Gift of Bishop O. Eugene Slater, 1996

Merritt Mauzey (1897–1973) was associated with the Dallas Nine, a group of area artists, including Jerry Bywaters, Everett Spruce, Otis Dozier, Alexander Hogue, Allie Tennant, Octavio Medellín, Florence McClung, Ed Bearden, and others who responded more to the life and idiosyncrasies of their region than to modernist ideologies. The group was active during the 1930s and 1940s, and the artists made the most of opportunities offered by the Work Projects Administration. They held the murals, drawings, and paintings of Diego Rivera and José Clemente Orozco in strong affinity to their own aesthetic.

Mauzey was the last of nine children born into a family of cotton sharecroppers in the Edwards Plateau region of Texas. The family moved further west and bought property to farm in Nolan County. While in high school there Mauzey worked through a correspondence school program in art. He tried farming, but in 1927 Merritt and Margaret Mauzey, they had married in 1916, and eight-year-old Merritt, Jr. moved to Dallas. Merritt worked in a cotton export firm as clerk.

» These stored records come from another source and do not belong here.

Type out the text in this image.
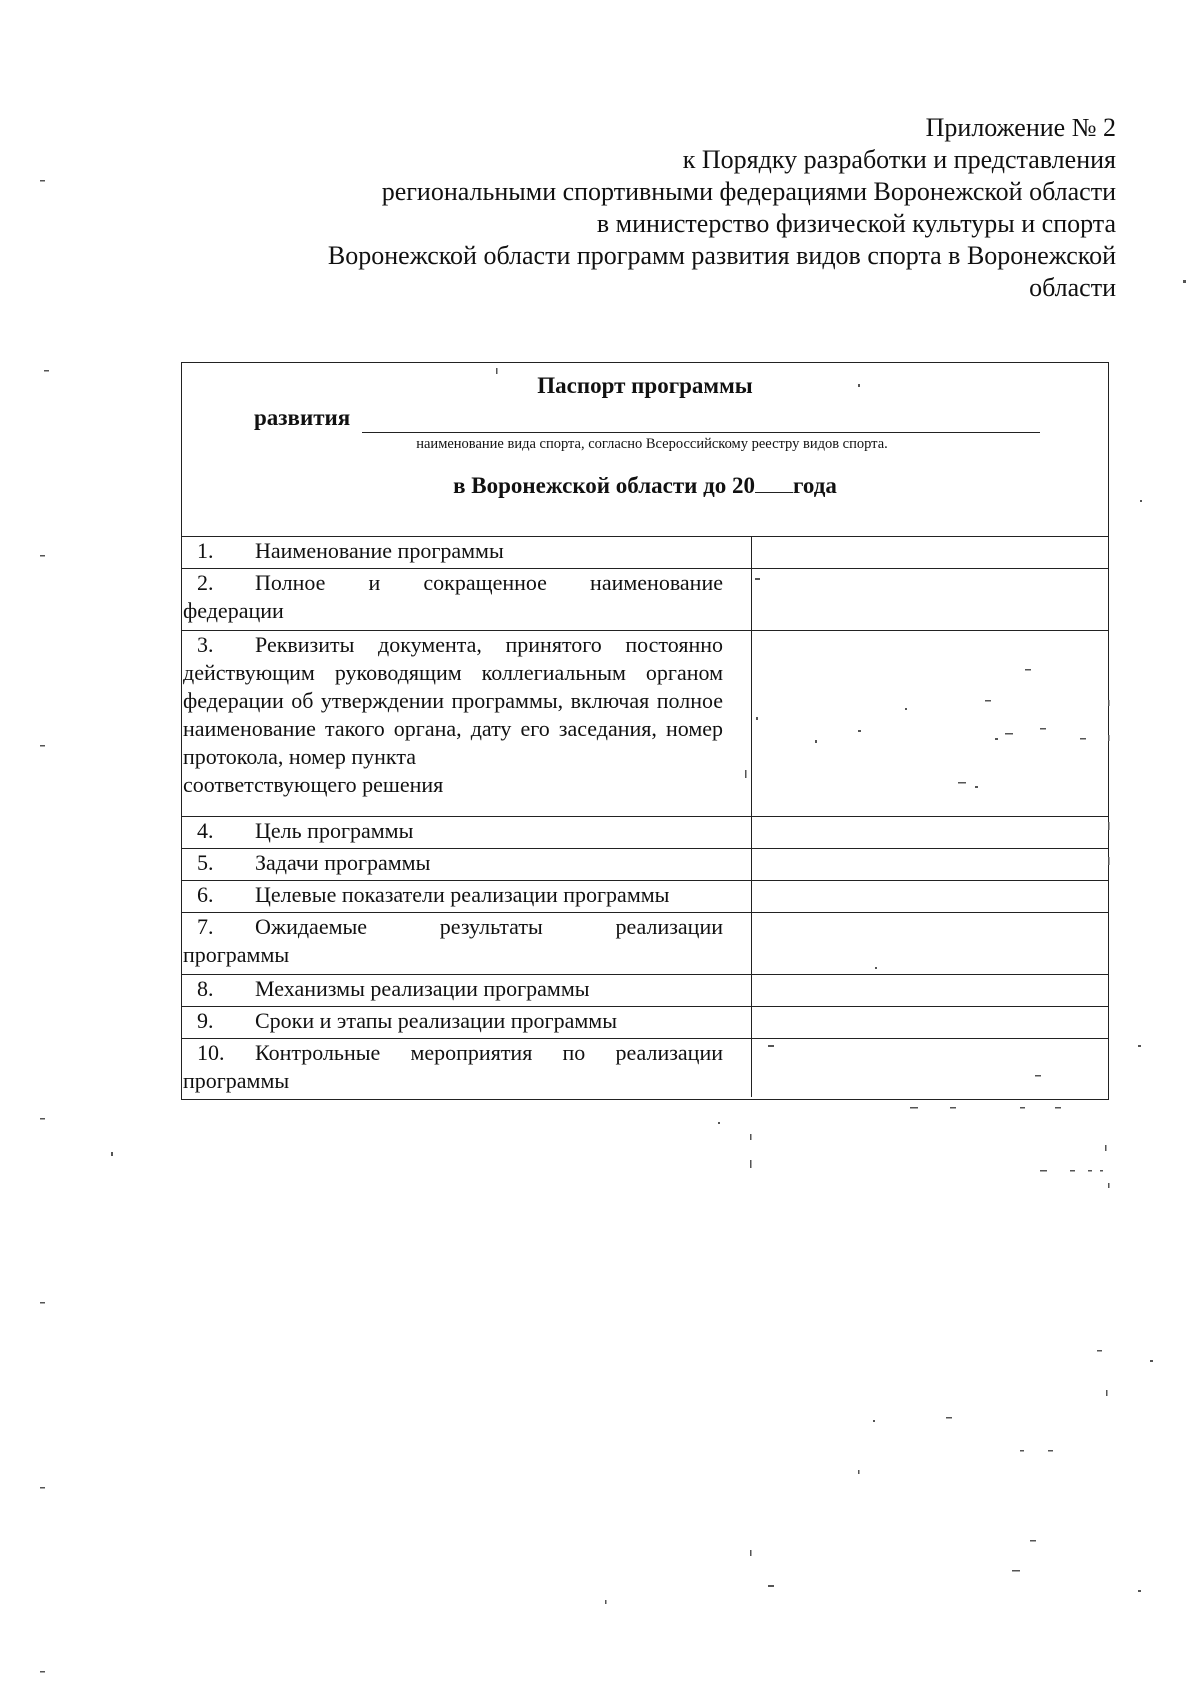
Приложение № 2
к Порядку разработки и представления
региональными спортивными федерациями Воронежской области
в министерство физической культуры и спорта
Воронежской области программ развития видов спорта в Воронежской
области
Паспорт программы
развития
наименование вида спорта, согласно Всероссийскому реестру видов спорта.
в Воронежской области до 20 года
1. Наименование программы
2. Полное и сокращенное наименование
федерации
3. Реквизиты документа, принятого постоянно действующим руководящим коллегиальным органом федерации об утверждении программы, включая полное наименование такого органа, дату его заседания, номер протокола, номер пункта
соответствующего решения
4. Цель программы
5. Задачи программы
6. Целевые показатели реализации программы
7. Ожидаемые результаты реализации
программы
8. Механизмы реализации программы
9. Сроки и этапы реализации программы
10. Контрольные мероприятия по реализации
программы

Mauzey entered Dallas Public Evening School, practicing printmaking under Frank Klepper, art director of the Southwest School of Fine Arts. He learned copperplate etching, but soon discovered lithography and became consumed with the process, sending his drawings to Philadelphia for printing until he was able to purchase his own lithographic stones and press. Mauzey’s images featured landscapes, many making strong reference to cotton farming, processing, and shipping which were intimately familiar to him. Others depicted Bible scenes as an expression of faith that grew out of Mauzey’s Presbyterian upbringing. In 1943 he left the cotton export firm for Firestone Rubber Company where he worked until 1962 while continuing his artistic production at a frenetic pace in the evenings. Beginning in 1955 Mauzey wrote and illustrated a series of children’s books published by Abelard-Schuman on farming, industry, and rural life: Texas Ranch Boy, Cotton-Farm Boy, Oilfield Boy, Rice Boy, Rubber Boy, and Salt Boy.

In 1970 Bridwell Library was recipient of a gift from Mauzey of drawings and lithographs including ninety-nine biblical scenes as well as other pictures. The collection was transferred to the Bywaters Special Collection of SMU’s Hamon Library in 2008 in order to place Mauzey’s work in closer context to that of his peers.